Quelle va être la désolation de mon cher frère en apprenant que son billet est arrivé un peu tard. Le receveur de l’enregistrement trouvant le ciel ouvert et s’éprenant soudain de la vieille maison, du jardin et du préau, en a donné tout de suite huit cents francs pour un bail de trois, six, neuf. Nous n’avons vraiment pas eu le courage de détruire une aussi belle affaire, nous avons joyeusement signé le papier timbré, et il n’y a plus à y revenir. Huit jours plus tard, une charrette enlevait nos meubles de famille les plus précieux, et nous suivions dans une carriole que conduisait mon oncle Jérôme et autour de laquelle gambadait Tack.

Tu le vois, mon cher René, la chose est achevée, parachevée, donc, résigne-toi. Je t’écris de Damper Coat, qui est le plus joli bourg qu’on puisse rêver. Il est vrai que nous y arrivons dans une saison charmante. Cela a bien un peu pesé dans notre décision. Tante Marie a toujours aimé la campagne et pour moi j’en raffole.

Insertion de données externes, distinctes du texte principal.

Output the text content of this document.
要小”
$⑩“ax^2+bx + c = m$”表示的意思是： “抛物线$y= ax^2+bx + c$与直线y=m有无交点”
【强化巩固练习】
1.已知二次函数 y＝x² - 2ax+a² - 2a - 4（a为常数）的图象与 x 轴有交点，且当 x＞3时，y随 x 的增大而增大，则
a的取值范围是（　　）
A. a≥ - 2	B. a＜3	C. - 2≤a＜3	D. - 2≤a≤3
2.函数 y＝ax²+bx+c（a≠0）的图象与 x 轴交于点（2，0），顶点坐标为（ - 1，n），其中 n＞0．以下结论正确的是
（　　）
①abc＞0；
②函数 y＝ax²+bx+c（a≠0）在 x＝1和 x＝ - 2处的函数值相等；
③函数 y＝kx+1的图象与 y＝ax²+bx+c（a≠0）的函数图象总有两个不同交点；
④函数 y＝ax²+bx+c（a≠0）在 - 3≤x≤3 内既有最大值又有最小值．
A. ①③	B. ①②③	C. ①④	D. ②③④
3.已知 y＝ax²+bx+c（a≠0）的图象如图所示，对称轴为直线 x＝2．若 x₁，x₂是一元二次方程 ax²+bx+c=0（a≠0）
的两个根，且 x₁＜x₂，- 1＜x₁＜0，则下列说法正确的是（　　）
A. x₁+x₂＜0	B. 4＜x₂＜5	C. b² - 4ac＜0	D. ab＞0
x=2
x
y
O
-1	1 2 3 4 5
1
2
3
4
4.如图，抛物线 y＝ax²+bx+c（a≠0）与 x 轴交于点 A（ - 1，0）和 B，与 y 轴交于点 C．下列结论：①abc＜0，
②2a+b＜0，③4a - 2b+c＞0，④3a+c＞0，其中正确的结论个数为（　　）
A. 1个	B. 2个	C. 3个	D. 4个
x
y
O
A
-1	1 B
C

Notre sacrifice a de grandes compensations, mon cher René, et tu peux vivre tranquille. À part l’inévitable déchirement du départ, notre changement de vie nous plaît infiniment. Cela me semblera très-drôle de passer en étrangère devant notre vieille demeure, de voir sous la tonnelle de chèvre-feuille des visages inconnus, d’entendre des voix et des rires d’enfant sortir de ces murailles ordinairement silencieuses, mais je ne serai que plus heureuse de m’y retrouver plus tard.

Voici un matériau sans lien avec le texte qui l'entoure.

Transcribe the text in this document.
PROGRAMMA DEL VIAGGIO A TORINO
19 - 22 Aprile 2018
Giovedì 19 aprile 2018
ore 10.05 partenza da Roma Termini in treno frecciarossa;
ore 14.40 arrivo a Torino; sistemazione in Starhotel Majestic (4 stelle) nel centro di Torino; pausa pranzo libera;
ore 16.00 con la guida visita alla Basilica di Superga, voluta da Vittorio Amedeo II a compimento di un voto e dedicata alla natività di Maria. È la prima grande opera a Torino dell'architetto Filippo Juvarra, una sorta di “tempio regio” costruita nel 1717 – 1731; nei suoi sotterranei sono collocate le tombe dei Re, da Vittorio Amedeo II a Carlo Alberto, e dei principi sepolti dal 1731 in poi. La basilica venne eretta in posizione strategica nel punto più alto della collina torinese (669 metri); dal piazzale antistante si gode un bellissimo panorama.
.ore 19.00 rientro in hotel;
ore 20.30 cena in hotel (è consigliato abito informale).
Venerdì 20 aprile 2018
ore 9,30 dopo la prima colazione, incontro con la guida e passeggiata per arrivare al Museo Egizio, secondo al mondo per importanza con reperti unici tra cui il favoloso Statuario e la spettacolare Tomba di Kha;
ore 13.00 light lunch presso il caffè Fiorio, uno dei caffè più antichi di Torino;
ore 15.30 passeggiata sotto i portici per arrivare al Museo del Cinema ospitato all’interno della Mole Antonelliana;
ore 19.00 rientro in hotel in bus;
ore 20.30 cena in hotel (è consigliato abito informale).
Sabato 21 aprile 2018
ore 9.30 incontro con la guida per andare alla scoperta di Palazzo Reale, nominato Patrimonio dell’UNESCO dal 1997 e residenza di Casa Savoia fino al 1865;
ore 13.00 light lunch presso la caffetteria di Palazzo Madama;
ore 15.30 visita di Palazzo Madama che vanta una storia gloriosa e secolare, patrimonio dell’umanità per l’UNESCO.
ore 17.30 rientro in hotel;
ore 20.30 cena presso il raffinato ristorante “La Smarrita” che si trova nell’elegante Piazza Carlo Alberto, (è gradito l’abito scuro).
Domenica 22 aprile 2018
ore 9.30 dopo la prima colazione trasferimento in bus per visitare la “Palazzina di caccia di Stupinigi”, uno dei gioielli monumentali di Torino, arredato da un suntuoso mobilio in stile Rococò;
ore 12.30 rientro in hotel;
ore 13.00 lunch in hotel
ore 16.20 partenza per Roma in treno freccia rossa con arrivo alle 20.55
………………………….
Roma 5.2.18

Connais-tu Damper Coat, la nouvelle paroisse de mon oncle ? Je n’aurais pas osé espérer si bien. L’église est un bijou gothique du plus pittoresque effet. Par l’une des fenêtres de ma chambre, je vois sa flèche élégante qui, quand le ciel est bleu, semble criblée de gros saphirs, ses balustrades découpées à jour, ses clochetons dentelés, ses saints méditant dans leurs belles niches sculptées ; par l’autre, un regard tombe sur un gros ruisseau qui bouillonne en cascade, puis qui forme une espèce de mare limpide où les femmes du bourg vont laver et où les enfants mènent les animaux s’abreuver. De ce côté, l’horizon s’élargit, l’œil va loin et s’arrête à une masse verte et feuillue. C’est la montagne de saint Damper que la grande route traverse. En regardant cette grande route, qu’on prendrait pour une large écorchure peinte à l’ocre, je me rappelais tes journées de chasse, je te voyais descendant la montagne avec tous les Després, le fusil sur l’épaule, la carnassière au dos et Tack sur tes talons.

Ce que nous avons apporté de mobilier va donner un certain air au presbytère dans lequel notre cher oncle vit dans une simplicité tout à fait évangélique. Le soir de mon arrivée, il a tout à coup pensé qu’il fallait autre chose qu’un miroir à barbe dans la chambre d’une jeune fille, et il m’a apporté dans ses propres bras la glace à cadre doré de son salon.

Nous l’avons attachée à la muraille, j’ai déclaré qu’elle était d’un effet charmant, placée de manière à reproduire les festons de vigne qui encadrent ma fenêtre, et il est parti enchanté. Je t’avoue que ma vigne pourra se mirer à l’aise dans ce miroir superbe. Il me rend tellement verte et tellement contrefaite que je ne serai jamais tentée d’y chercher une satisfaction de coquetterie.

Je crois qu’au bout de quelque temps de séjour, nous pourrons donner à la simplicité de la maison quelque chose d’un peu plus élégant, d’un peu plus riant, mais il faut de la prudence. Un dragon aussi terrible que les dragons de nos légendes veille sur nous.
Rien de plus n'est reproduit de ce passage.